The Data Safe Haven team manages a default allowlist, but individual deployments may be using their own versions. Check with your System Manager what is being used in your case

This page sets out the policy for adding software packages to the default allowlist and/or software to the pre-installed software list. It also describes the procedure that users of the secure environment should follow to request new additions to the allowlist.

Background#

Given the safeguards afforded by the safe haven environment, and the separation of responsibilities between its constituent resources, the level of risk associated with the introduction of third party software packages is considered low.

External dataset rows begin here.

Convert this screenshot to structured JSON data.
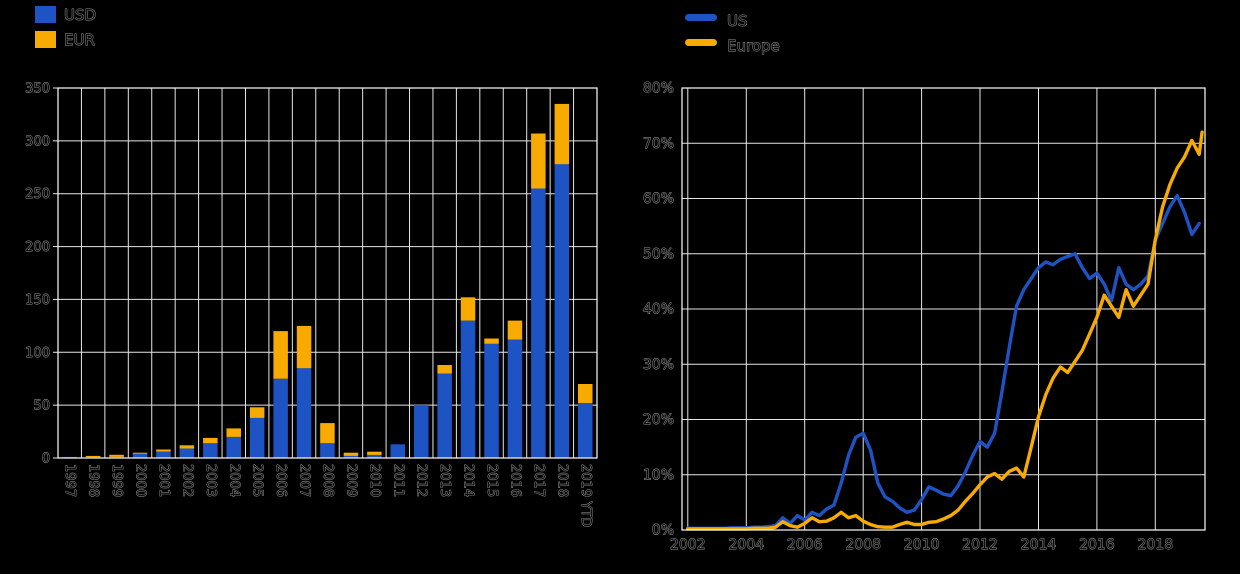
{
  "colors": {
    "background": "#000000",
    "us_blue": "#1e53c3",
    "eur_yellow": "#f7ab00",
    "grid": "#ffffff",
    "text_outline": "#9b9b9b"
  },
  "chart_data": [
    {
      "type": "bar",
      "stacked": true,
      "title": "",
      "xlabel": "",
      "ylabel": "",
      "legend_position": "top-left",
      "grid": true,
      "ylim": [
        0,
        350
      ],
      "ytick_step": 50,
      "ytick_labels": [
        "0",
        "50",
        "100",
        "150",
        "200",
        "250",
        "300",
        "350"
      ],
      "categories": [
        "1997",
        "1998",
        "1999",
        "2000",
        "2001",
        "2002",
        "2003",
        "2004",
        "2005",
        "2006",
        "2007",
        "2008",
        "2009",
        "2010",
        "2011",
        "2012",
        "2013",
        "2014",
        "2015",
        "2016",
        "2017",
        "2018",
        "2019 YTD"
      ],
      "series": [
        {
          "name": "USD",
          "color": "#1e53c3",
          "values": [
            1,
            1,
            1,
            4,
            6,
            9,
            14,
            20,
            38,
            75,
            85,
            14,
            2,
            3,
            13,
            50,
            80,
            130,
            108,
            112,
            255,
            278,
            52
          ]
        },
        {
          "name": "EUR",
          "color": "#f7ab00",
          "values": [
            0,
            1,
            2,
            1,
            2,
            3,
            5,
            8,
            10,
            45,
            40,
            19,
            3,
            3,
            0,
            0,
            8,
            22,
            5,
            18,
            52,
            57,
            18
          ]
        }
      ]
    },
    {
      "type": "line",
      "title": "",
      "xlabel": "",
      "ylabel": "",
      "legend_position": "top-left",
      "grid": true,
      "xlim": [
        2001.8,
        2019.7
      ],
      "ylim": [
        0,
        80
      ],
      "ytick_step": 10,
      "ytick_labels": [
        "0%",
        "10%",
        "20%",
        "30%",
        "40%",
        "50%",
        "60%",
        "70%",
        "80%"
      ],
      "xtick_values": [
        2002,
        2004,
        2006,
        2008,
        2010,
        2012,
        2014,
        2016,
        2018
      ],
      "xtick_labels": [
        "2002",
        "2004",
        "2006",
        "2008",
        "2010",
        "2012",
        "2014",
        "2016",
        "2018"
      ],
      "series": [
        {
          "name": "US",
          "color": "#1e53c3",
          "points": [
            [
              2002.0,
              0.3
            ],
            [
              2002.25,
              0.3
            ],
            [
              2002.5,
              0.3
            ],
            [
              2002.75,
              0.3
            ],
            [
              2003.0,
              0.3
            ],
            [
              2003.25,
              0.3
            ],
            [
              2003.5,
              0.4
            ],
            [
              2003.75,
              0.4
            ],
            [
              2004.0,
              0.4
            ],
            [
              2004.25,
              0.5
            ],
            [
              2004.5,
              0.5
            ],
            [
              2004.75,
              0.6
            ],
            [
              2005.0,
              0.8
            ],
            [
              2005.25,
              2.2
            ],
            [
              2005.5,
              1.2
            ],
            [
              2005.75,
              2.6
            ],
            [
              2006.0,
              1.8
            ],
            [
              2006.25,
              3.2
            ],
            [
              2006.5,
              2.6
            ],
            [
              2006.75,
              3.8
            ],
            [
              2007.0,
              4.5
            ],
            [
              2007.25,
              8.5
            ],
            [
              2007.5,
              13.5
            ],
            [
              2007.75,
              16.8
            ],
            [
              2008.0,
              17.5
            ],
            [
              2008.25,
              14.5
            ],
            [
              2008.5,
              8.5
            ],
            [
              2008.75,
              6.0
            ],
            [
              2009.0,
              5.2
            ],
            [
              2009.25,
              4.0
            ],
            [
              2009.5,
              3.2
            ],
            [
              2009.75,
              3.6
            ],
            [
              2010.0,
              5.5
            ],
            [
              2010.25,
              7.8
            ],
            [
              2010.5,
              7.2
            ],
            [
              2010.75,
              6.5
            ],
            [
              2011.0,
              6.2
            ],
            [
              2011.25,
              8.0
            ],
            [
              2011.5,
              10.5
            ],
            [
              2011.75,
              13.5
            ],
            [
              2012.0,
              16.0
            ],
            [
              2012.25,
              15.0
            ],
            [
              2012.5,
              17.5
            ],
            [
              2012.75,
              25.0
            ],
            [
              2013.0,
              33.0
            ],
            [
              2013.25,
              40.5
            ],
            [
              2013.5,
              43.5
            ],
            [
              2013.75,
              45.5
            ],
            [
              2014.0,
              47.5
            ],
            [
              2014.25,
              48.5
            ],
            [
              2014.5,
              48.0
            ],
            [
              2014.75,
              49.0
            ],
            [
              2015.0,
              49.5
            ],
            [
              2015.25,
              50.0
            ],
            [
              2015.5,
              47.5
            ],
            [
              2015.75,
              45.5
            ],
            [
              2016.0,
              46.5
            ],
            [
              2016.25,
              44.5
            ],
            [
              2016.5,
              41.5
            ],
            [
              2016.75,
              47.5
            ],
            [
              2017.0,
              44.5
            ],
            [
              2017.25,
              43.5
            ],
            [
              2017.5,
              44.5
            ],
            [
              2017.75,
              46.0
            ],
            [
              2018.0,
              52.5
            ],
            [
              2018.25,
              55.5
            ],
            [
              2018.5,
              58.5
            ],
            [
              2018.75,
              60.5
            ],
            [
              2019.0,
              57.5
            ],
            [
              2019.25,
              53.5
            ],
            [
              2019.5,
              55.5
            ]
          ]
        },
        {
          "name": "Europe",
          "color": "#f7ab00",
          "points": [
            [
              2002.0,
              0.2
            ],
            [
              2002.25,
              0.2
            ],
            [
              2002.5,
              0.2
            ],
            [
              2002.75,
              0.2
            ],
            [
              2003.0,
              0.2
            ],
            [
              2003.25,
              0.2
            ],
            [
              2003.5,
              0.2
            ],
            [
              2003.75,
              0.2
            ],
            [
              2004.0,
              0.2
            ],
            [
              2004.25,
              0.3
            ],
            [
              2004.5,
              0.3
            ],
            [
              2004.75,
              0.3
            ],
            [
              2005.0,
              0.5
            ],
            [
              2005.25,
              1.5
            ],
            [
              2005.5,
              0.8
            ],
            [
              2005.75,
              0.5
            ],
            [
              2006.0,
              1.2
            ],
            [
              2006.25,
              2.2
            ],
            [
              2006.5,
              1.5
            ],
            [
              2006.75,
              1.6
            ],
            [
              2007.0,
              2.2
            ],
            [
              2007.25,
              3.2
            ],
            [
              2007.5,
              2.2
            ],
            [
              2007.75,
              2.6
            ],
            [
              2008.0,
              1.6
            ],
            [
              2008.25,
              1.0
            ],
            [
              2008.5,
              0.6
            ],
            [
              2008.75,
              0.5
            ],
            [
              2009.0,
              0.5
            ],
            [
              2009.25,
              1.0
            ],
            [
              2009.5,
              1.4
            ],
            [
              2009.75,
              1.0
            ],
            [
              2010.0,
              1.0
            ],
            [
              2010.25,
              1.4
            ],
            [
              2010.5,
              1.5
            ],
            [
              2010.75,
              2.0
            ],
            [
              2011.0,
              2.6
            ],
            [
              2011.25,
              3.6
            ],
            [
              2011.5,
              5.2
            ],
            [
              2011.75,
              6.6
            ],
            [
              2012.0,
              8.2
            ],
            [
              2012.25,
              9.6
            ],
            [
              2012.5,
              10.2
            ],
            [
              2012.75,
              9.2
            ],
            [
              2013.0,
              10.6
            ],
            [
              2013.25,
              11.2
            ],
            [
              2013.5,
              9.6
            ],
            [
              2013.75,
              15.0
            ],
            [
              2014.0,
              20.5
            ],
            [
              2014.25,
              24.5
            ],
            [
              2014.5,
              27.5
            ],
            [
              2014.75,
              29.5
            ],
            [
              2015.0,
              28.5
            ],
            [
              2015.25,
              30.5
            ],
            [
              2015.5,
              32.5
            ],
            [
              2015.75,
              35.5
            ],
            [
              2016.0,
              38.5
            ],
            [
              2016.25,
              42.5
            ],
            [
              2016.5,
              40.5
            ],
            [
              2016.75,
              38.5
            ],
            [
              2017.0,
              43.5
            ],
            [
              2017.25,
              40.5
            ],
            [
              2017.5,
              42.5
            ],
            [
              2017.75,
              44.5
            ],
            [
              2018.0,
              52.5
            ],
            [
              2018.25,
              58.5
            ],
            [
              2018.5,
              62.5
            ],
            [
              2018.75,
              65.5
            ],
            [
              2019.0,
              67.5
            ],
            [
              2019.25,
              70.5
            ],
            [
              2019.5,
              68.0
            ],
            [
              2019.6,
              72.0
            ]
          ]
        }
      ]
    }
  ]
}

Moreover, access to the environment is carefully controlled and there is a presumption of trust in the individual researchers to whom access is granted.

Nevertheless, the introduction of any software into the safe haven must be considered against the potential risks of:

approved users having access to data to which they shouldn’t (e.g. from data mixing)
unapproved users having access to data (e.g. from a data breach)
poisoning of data and/or outputs
resource misuse (allocation of computational resources for unintended or wasteful purposes).

Such risks may originate unwittingly, from a user who wants to “just get the job done”, or from a user, network team member or administrator acting maliciously.

Specific risks which this policy aims to mitigate include:

package name squatting (allowlisting a similarly-named package instead of the intended one)
privilege escalation attacks (enabling a user to gain elevated access permissions)
unauthorised data ingress (in particular, it is possible to upload arbitrary data to PyPI without review)

Policy#

For each supported repository, three package lists will be maintained:
- a core allowlist of broadly useful packages that should be pre-installed in each environment
- an extra allowlist of packages that may be useful for specific projects
- an expanded list to be made available from the package repositories consisting of the core and extra packages plus their dependencies
Users may request to add packages to these allowlists via the package request procedure.
- In the interests of improving researcher productivity the aim will be to accommodate such requests, provided there are no outweighing security concerns associated with the package or its dependencies.
Requests will be reviewed by the project team using the information provided by the user when making the request
If approved, a requested package will be added to either the core or extra allowlist (as appropriate)

Criteria for inclusion in core#

Only software that is considered broadly useful to a cross section of researchers should be included in core.

To meet this condition, a package should:

implement at least one generic (i.e. not domain-specific) statistical algorithm or method, or
provide support for a cross-cutting analysis technique (e.g. geospatial data analysis, NLP), or
facilitate data science or software development best practices (e.g. for robustness, correctness, reproducibility), or
enhance the presentational features of the programming language (e.g. for producing plots, notebooks, articles, websites), or
enhance the usability of the programming language or development environment (e.g. RStudio, PyCharm)

Package request/review procedure#

A user requests a package by opening a Software package request issue on the Data Safe Haven GitHub repository, including responses to the following questions:
- Is this package the mostly widely supported for the intended purpose?
- What will you be able to do with this package that you can’t currently do? What alternatives are there?
- What risks to data integrity/security might arise from including this package or its dependencies?
A member of the project team reviews the request according to the terms of the Policy.
The reviewer adds their decision (accept/reject) to the issue and notifies the user who made the request.
- If the decision is to reject, the reviewer must include an explanation. Any subsequent request for the same package should address the specific concern raised.
- If the decision is to accept, a pull request should be made that will add the package to the appropriate list.
Once the pull request is approved, system administrators of any running deployment can decide whether to update to the new allowlist definitions.